Information retrieval is the process of extracting relevant documents from large data sets. Along with the increasing accumulation of data and the rising demand of high-quality retrieval results, traditional information retrieval techniques are unable to meet the task of high-quality search results. As a newly emerged knowledge organization system, ontology is vitally important in promoting the function of information retrieval in knowledge management.

Existing information retrieval models, such as the vector space model (VSM)[1], are based on certain rules to model text in pattern recognition and other fields. For example, a VSM splits, filters, and classifies text that looks very abstract and using certain rules calculates statistics such as word frequency.

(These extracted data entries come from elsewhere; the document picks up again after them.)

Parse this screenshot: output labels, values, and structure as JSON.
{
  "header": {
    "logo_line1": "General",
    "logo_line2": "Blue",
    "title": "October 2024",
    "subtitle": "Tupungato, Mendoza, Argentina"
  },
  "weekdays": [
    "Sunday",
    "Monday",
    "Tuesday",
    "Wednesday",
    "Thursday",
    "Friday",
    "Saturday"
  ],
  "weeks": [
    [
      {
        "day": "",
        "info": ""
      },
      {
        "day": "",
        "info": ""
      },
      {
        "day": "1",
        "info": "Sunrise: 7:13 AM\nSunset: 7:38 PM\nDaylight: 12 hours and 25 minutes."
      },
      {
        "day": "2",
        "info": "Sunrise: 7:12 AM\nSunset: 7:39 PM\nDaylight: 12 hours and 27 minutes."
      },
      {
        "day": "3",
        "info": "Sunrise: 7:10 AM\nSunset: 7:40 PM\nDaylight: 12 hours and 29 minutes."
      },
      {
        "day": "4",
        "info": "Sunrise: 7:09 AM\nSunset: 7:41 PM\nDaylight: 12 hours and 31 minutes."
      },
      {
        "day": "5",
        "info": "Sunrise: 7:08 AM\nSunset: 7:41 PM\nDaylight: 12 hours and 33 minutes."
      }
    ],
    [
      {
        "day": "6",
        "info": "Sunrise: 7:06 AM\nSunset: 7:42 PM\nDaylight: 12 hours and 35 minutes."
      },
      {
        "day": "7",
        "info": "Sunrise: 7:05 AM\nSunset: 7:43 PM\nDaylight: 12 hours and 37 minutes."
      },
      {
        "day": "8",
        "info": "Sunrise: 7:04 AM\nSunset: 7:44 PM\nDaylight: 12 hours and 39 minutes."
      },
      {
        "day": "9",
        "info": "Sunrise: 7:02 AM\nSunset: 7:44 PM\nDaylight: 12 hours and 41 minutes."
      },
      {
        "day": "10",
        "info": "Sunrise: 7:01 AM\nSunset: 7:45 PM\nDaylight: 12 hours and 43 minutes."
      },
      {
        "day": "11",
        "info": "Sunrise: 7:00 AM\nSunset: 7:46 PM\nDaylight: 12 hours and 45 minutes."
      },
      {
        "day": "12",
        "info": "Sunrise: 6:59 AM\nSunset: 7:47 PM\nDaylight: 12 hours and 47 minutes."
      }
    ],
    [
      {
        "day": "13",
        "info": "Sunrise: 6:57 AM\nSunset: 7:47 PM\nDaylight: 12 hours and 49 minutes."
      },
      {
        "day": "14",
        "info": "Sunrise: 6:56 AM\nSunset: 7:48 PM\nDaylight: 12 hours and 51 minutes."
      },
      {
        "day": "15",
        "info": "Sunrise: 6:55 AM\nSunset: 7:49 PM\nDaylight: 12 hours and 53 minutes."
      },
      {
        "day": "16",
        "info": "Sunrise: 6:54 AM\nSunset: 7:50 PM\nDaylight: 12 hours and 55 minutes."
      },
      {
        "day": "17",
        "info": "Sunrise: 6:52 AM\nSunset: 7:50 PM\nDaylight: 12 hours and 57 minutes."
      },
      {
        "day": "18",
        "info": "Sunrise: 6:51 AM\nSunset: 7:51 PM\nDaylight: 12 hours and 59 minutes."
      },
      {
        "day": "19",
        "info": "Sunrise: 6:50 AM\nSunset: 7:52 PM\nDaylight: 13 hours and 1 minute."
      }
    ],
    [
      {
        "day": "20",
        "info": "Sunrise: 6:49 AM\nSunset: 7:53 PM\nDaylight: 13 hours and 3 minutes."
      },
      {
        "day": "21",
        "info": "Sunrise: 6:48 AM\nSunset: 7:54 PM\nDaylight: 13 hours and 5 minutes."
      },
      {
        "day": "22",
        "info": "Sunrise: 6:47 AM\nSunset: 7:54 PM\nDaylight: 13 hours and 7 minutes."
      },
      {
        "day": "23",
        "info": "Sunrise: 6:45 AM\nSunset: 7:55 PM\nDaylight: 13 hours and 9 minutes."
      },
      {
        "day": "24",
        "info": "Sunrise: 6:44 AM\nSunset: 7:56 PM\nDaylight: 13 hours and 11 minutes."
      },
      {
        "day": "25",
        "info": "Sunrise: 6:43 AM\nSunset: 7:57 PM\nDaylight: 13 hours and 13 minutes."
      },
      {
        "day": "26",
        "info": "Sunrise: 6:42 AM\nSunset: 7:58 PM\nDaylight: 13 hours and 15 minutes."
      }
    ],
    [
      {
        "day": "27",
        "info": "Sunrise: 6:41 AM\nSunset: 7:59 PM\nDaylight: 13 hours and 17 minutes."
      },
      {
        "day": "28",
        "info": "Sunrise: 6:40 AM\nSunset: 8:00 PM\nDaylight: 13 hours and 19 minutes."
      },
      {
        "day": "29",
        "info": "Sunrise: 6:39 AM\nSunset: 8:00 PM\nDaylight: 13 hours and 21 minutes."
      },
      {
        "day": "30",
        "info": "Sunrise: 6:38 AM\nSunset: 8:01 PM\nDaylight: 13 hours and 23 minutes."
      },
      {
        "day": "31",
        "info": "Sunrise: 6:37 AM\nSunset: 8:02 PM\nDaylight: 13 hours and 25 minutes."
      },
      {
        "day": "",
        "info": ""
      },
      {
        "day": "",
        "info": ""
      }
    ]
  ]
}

Probability models[2] mainly rely on probabilistic operation and Bayes rules to match data information, in which the weight values of feature words are all multivalued. The probabilistic model uses the index word to represent the user’s interest, that is, the personalized query request submitted by the user. Meanwhile, there is no vocabulary set with a standard semantic feature and document label. Traditional weighted strategies lack semantic information of the document, which is not representative for the document description. On the basis of semantic annotation results, weighted item frequency[3] and domain ontology of the semantic relation are used to express the semantics of the document.[4]

References

  1. Tang, M.; Bian, Y.; Tao, F. (2010). "The Research of Document Retrieval System Based on the Semantic Vector Space Model". Journal of Intelligence 5 (29): 167–77. http://en.cnki.com.cn/Article_en/CJFDTOTAL-QBZZ201005036.htm. 
  2. Ma, C.; Liang, W.; Zheng, M. et al. (2016). "A Connectivity-Aware Approximation Algorithm for Relay Node Placement in Wireless Sensor Networks". IEEE Sensors Journal 16 (2): 515-528. doi:10.1109/JSEN.2015.2456931. 
  3. Yang, X.Q.; Yang, D.; Yuan, M. (2014). "Scientific Literature Retrieval Model Based on Weighted Term Frequency". Proceedings of the 2014 Tenth International Conference on Intelligent Information Hiding and Multimedia Signal Processing: 427–430. doi:10.1109/IIH-MSP.2014.113. 
  4. Xu, M.; Yang, Q.; Kwak, K.S. (2016). "Distributed Topology Control With Lifetime Extension Based on Non-Cooperative Game for Wireless Sensor Networks". IEEE Sensors Journal 16 (9): 3332-3342. doi:10.1109/JSEN.2016.2527056. 

Notes

This presentation is faithful to the original, with only a few minor changes to presentation. Grammar and punctuation was edited to American English, and in some cases additional context was added to text when necessary. In some cases important information was missing from the references, and that information was added.